Caso del bimbo intossicato, affidate le perizie nell’incidente probatorio

È stato affidato dal gip del tribunale di Vasto, Fabrizio Pasquale, il primo incarico peritale nell’ambito delle indagini sul bambino di tre mesi intossicato a dicembre dopo aver ingerito detersivo per i piatti. L’incidente probatorio si è svolto nella tarda mattinata di oggi nel palazzo di giustizia di via Bachelet.

Il palazzo di giustizia di Vasto

Sono due le perizie disposte. La prima è stata affidata al dottor Raffaele Orsitto, che dovrà accertare la capacità di intendere e di volere della madre al momento dei fatti. La relazione sarà depositata entro 60 giorni. La prossima udienza è stata fissata al 28 aprile.

La difesa, rappresentata dall’avvocato Antonino Cerella, ha nominato come perito di parte il dottor Alessandro Gentile, primario dell’ospedale San Timoteo di Termoli. Una seconda perizia medico-legale, relativa alla condotta tenuta dalla madre e alle conseguenze della sostanza ingerita dal bambino, sarà invece conferita il 18 febbraio. I fatti risalgono al 19 dicembre, quando il piccolo era arrivato al pronto soccorso dell’ospedale San Pio di Vasto con sintomi da avvelenamento. In base agli accertamenti condotti dai carabinieri, la madre avrebbe fatto ingerire al figlio una piccola quantità di detersivo per i piatti prima di assumerne anche lei.

Determinante era stato il pronto intervento del marito, che aveva consentito a entrambi di raggiungere rapidamente l’ospedale.
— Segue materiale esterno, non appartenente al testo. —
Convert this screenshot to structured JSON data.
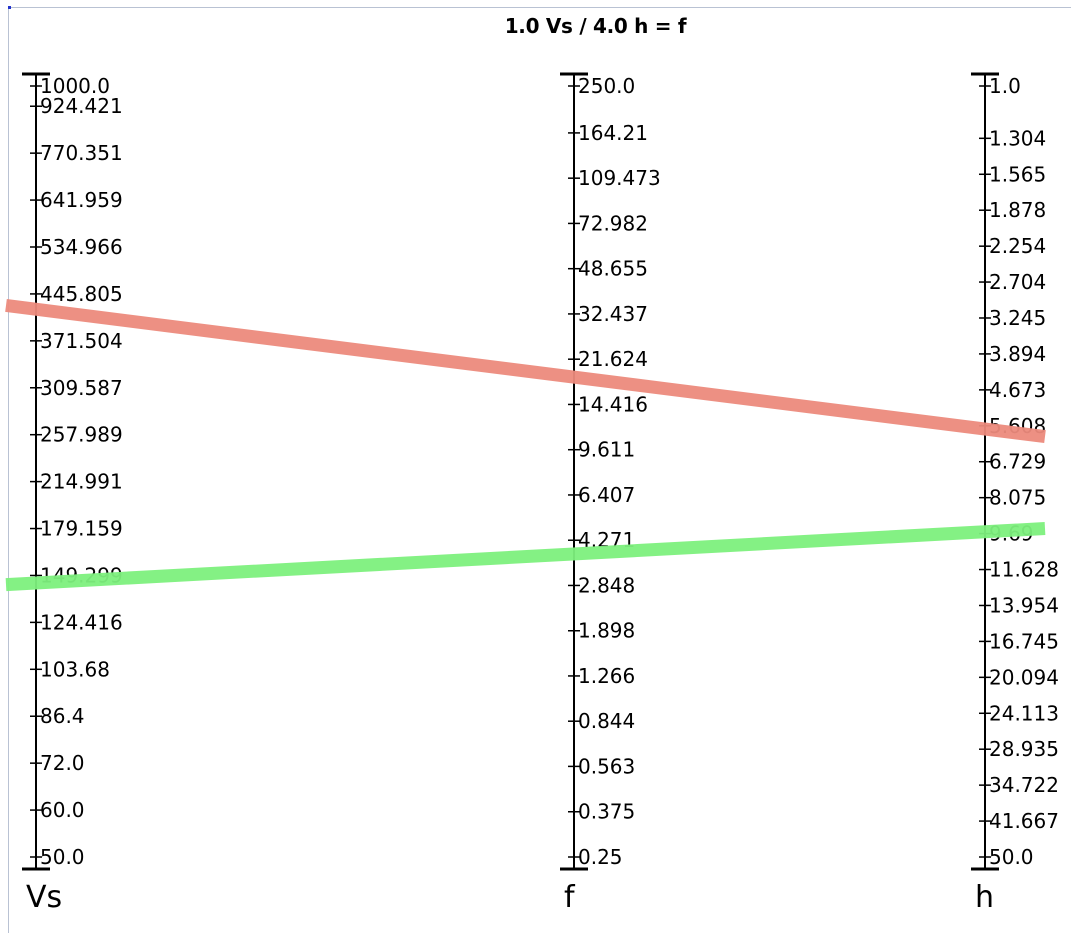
{
  "title": "1.0 Vs / 4.0 h = f",
  "scales": [
    {
      "key": "Vs",
      "name": "Vs",
      "log": true,
      "range": [
        50.0,
        1000.0
      ],
      "direction": "decreasing-downward",
      "tick_labels": [
        "1000.0",
        "924.421",
        "770.351",
        "641.959",
        "534.966",
        "445.805",
        "371.504",
        "309.587",
        "257.989",
        "214.991",
        "179.159",
        "149.299",
        "124.416",
        "103.68",
        "86.4",
        "72.0",
        "60.0",
        "50.0"
      ]
    },
    {
      "key": "f",
      "name": "f",
      "log": true,
      "range": [
        0.25,
        250.0
      ],
      "direction": "decreasing-downward",
      "tick_labels": [
        "250.0",
        "164.21",
        "109.473",
        "72.982",
        "48.655",
        "32.437",
        "21.624",
        "14.416",
        "9.611",
        "6.407",
        "4.271",
        "2.848",
        "1.898",
        "1.266",
        "0.844",
        "0.563",
        "0.375",
        "0.25"
      ]
    },
    {
      "key": "h",
      "name": "h",
      "log": true,
      "range": [
        1.0,
        50.0
      ],
      "direction": "increasing-downward",
      "tick_labels": [
        "1.0",
        "1.304",
        "1.565",
        "1.878",
        "2.254",
        "2.704",
        "3.245",
        "3.894",
        "4.673",
        "5.608",
        "6.729",
        "8.075",
        "9.69",
        "11.628",
        "13.954",
        "16.745",
        "20.094",
        "24.113",
        "28.935",
        "34.722",
        "41.667",
        "50.0"
      ]
    }
  ],
  "isopleths": [
    {
      "name": "red-isopleth",
      "color": "#ec8a7c",
      "Vs": 420,
      "f": 18.5,
      "h": 5.7
    },
    {
      "name": "green-isopleth",
      "color": "#7df07d",
      "Vs": 145,
      "f": 3.8,
      "h": 9.6
    }
  ],
  "colors": {
    "axis": "#000000",
    "text": "#000000",
    "frame": "#b9c2d3"
  }
}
Il bambino era stato ricoverato in Pediatria con una prognosi di sette giorni. Nei confronti della madre la procura di Vasto, con il pm Silvia Di Nunzio, ha aperto un’indagine per lesioni. Il bambino, nel frattempo, è stato affidato ai nonni paterni. Carmine Di Risio, legale del papà, ha precisato che nella famiglia ha sempre regnato la concordia e non ci sono stati screzi.